Q.) The practice of manual scavenging continues in India despite the ongoing welfare schemes and policies. Examine the reasons behind it and suggest solutions for the same. (15 mark) (250 words)

The removal of human waste from public streets and dry latrines, as well as cleaning septic tanks, gutters, and sewers, is classified as manual scavenging. This practice is driven by caste, class and income divides. Despite strict legal measures, manual scavenging continues unchecked in India.

Welfare Schemes and Policies to eradicate manual scavenging 

  • The Prohibition of Employment as Manual Scavengers and their Rehabilitation Act, 2013 seeks to remove insanitary latrines as well as track the rehabilitation of manual scavengers in other occupations and conduct periodic surveys.
  • The Safaimitra Suraksha Challenge aims to promote mechanised sewer and septic tank cleaning while preventing hazardous cleaning.
  • Manual scavengers are provided with some government rehabilitation, one-time financial aid of Rs. 40,000, loans up to Rs. 15,00,000 at a low rate of interest and scholarship schemes for their children.

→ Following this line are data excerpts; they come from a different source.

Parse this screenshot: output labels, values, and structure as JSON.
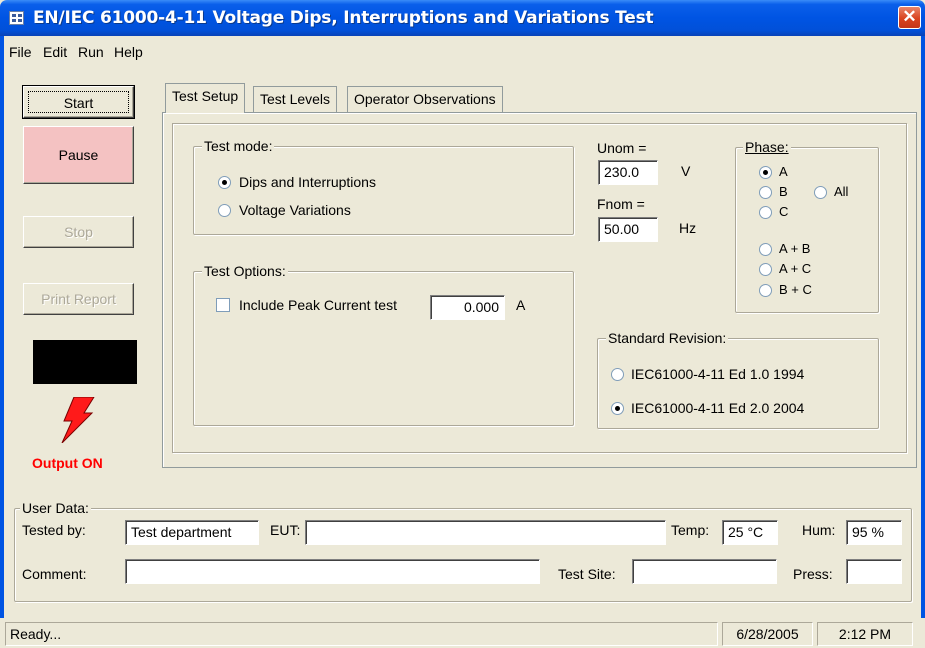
{
  "window": {
    "title": "EN/IEC 61000-4-11 Voltage Dips, Interruptions and Variations Test",
    "close_glyph": "✕"
  },
  "menu": [
    "File",
    "Edit",
    "Run",
    "Help"
  ],
  "controls": {
    "start": "Start",
    "pause": "Pause",
    "stop": "Stop",
    "print_report": "Print Report",
    "output_status": "Output ON",
    "pause_color": "#F4C2C2",
    "output_color": "#FF0000"
  },
  "tabs": [
    "Test Setup",
    "Test Levels",
    "Operator Observations"
  ],
  "test_setup": {
    "test_mode": {
      "title": "Test mode:",
      "options": [
        {
          "label": "Dips and Interruptions",
          "checked": true
        },
        {
          "label": "Voltage Variations",
          "checked": false
        }
      ]
    },
    "test_options": {
      "title": "Test Options:",
      "peak_current_label": "Include Peak Current test",
      "peak_current_checked": false,
      "peak_current_value": "0.000",
      "peak_current_unit": "A"
    },
    "unom_label": "Unom =",
    "unom_value": "230.0",
    "unom_unit": "V",
    "fnom_label": "Fnom =",
    "fnom_value": "50.00",
    "fnom_unit": "Hz",
    "phase": {
      "title": "Phase:",
      "options": [
        "A",
        "B",
        "All",
        "C",
        "A + B",
        "A + C",
        "B + C"
      ],
      "selected": "A"
    },
    "standard_revision": {
      "title": "Standard Revision:",
      "options": [
        {
          "label": "IEC61000-4-11 Ed 1.0 1994",
          "checked": false
        },
        {
          "label": "IEC61000-4-11 Ed 2.0 2004",
          "checked": true
        }
      ]
    }
  },
  "user_data": {
    "title": "User Data:",
    "tested_by_label": "Tested by:",
    "tested_by_value": "Test department",
    "eut_label": "EUT:",
    "eut_value": "",
    "temp_label": "Temp:",
    "temp_value": "25 °C",
    "hum_label": "Hum:",
    "hum_value": "95 %",
    "comment_label": "Comment:",
    "comment_value": "",
    "test_site_label": "Test Site:",
    "test_site_value": "",
    "press_label": "Press:",
    "press_value": ""
  },
  "status": {
    "message": "Ready...",
    "date": "6/28/2005",
    "time": "2:12 PM"
  }
}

Reasons behind prevalence of manual scavenging 

  • There has not been a single case where a manual scavenger’s death has resulted in a conviction in eight years after the 2013 law was passed.
  • Local governments frequently outsource sewer cleaning to private contractors. However, many of them do not keep accurate records of sanitation workers.
  • The contractors deny any association with the deceased, after case of workers being asphyxiated to death, 
  • It is connected to India’s caste system, as so-called lower castes are supposed to do this job.
  • Although the law has prohibited manual scavenging as a form of work, the stigma and discrimination connected with it persist.
  • Because of the stigma and discrimination connected with manual scavenging, it is difficult for liberated manual scavengers to find new employment.
  • Experts feel one-time measures are not sufficient. 

Way Forward 

  • States must appropriately identify the number of workers involved in toxic sludge cleanup.
  • To address the social sanction behind manual scavenging, social sentisitation is a must.
  • According to experts, a more community-centric model should be used, in which the entire community is given more opportunities to assist them in getting out of this practice.
  • The government should keep its promise of mechanising sewer cleaning. To completely mechanise sewer cleaning and provide better protection at work and compensation in case of accidents.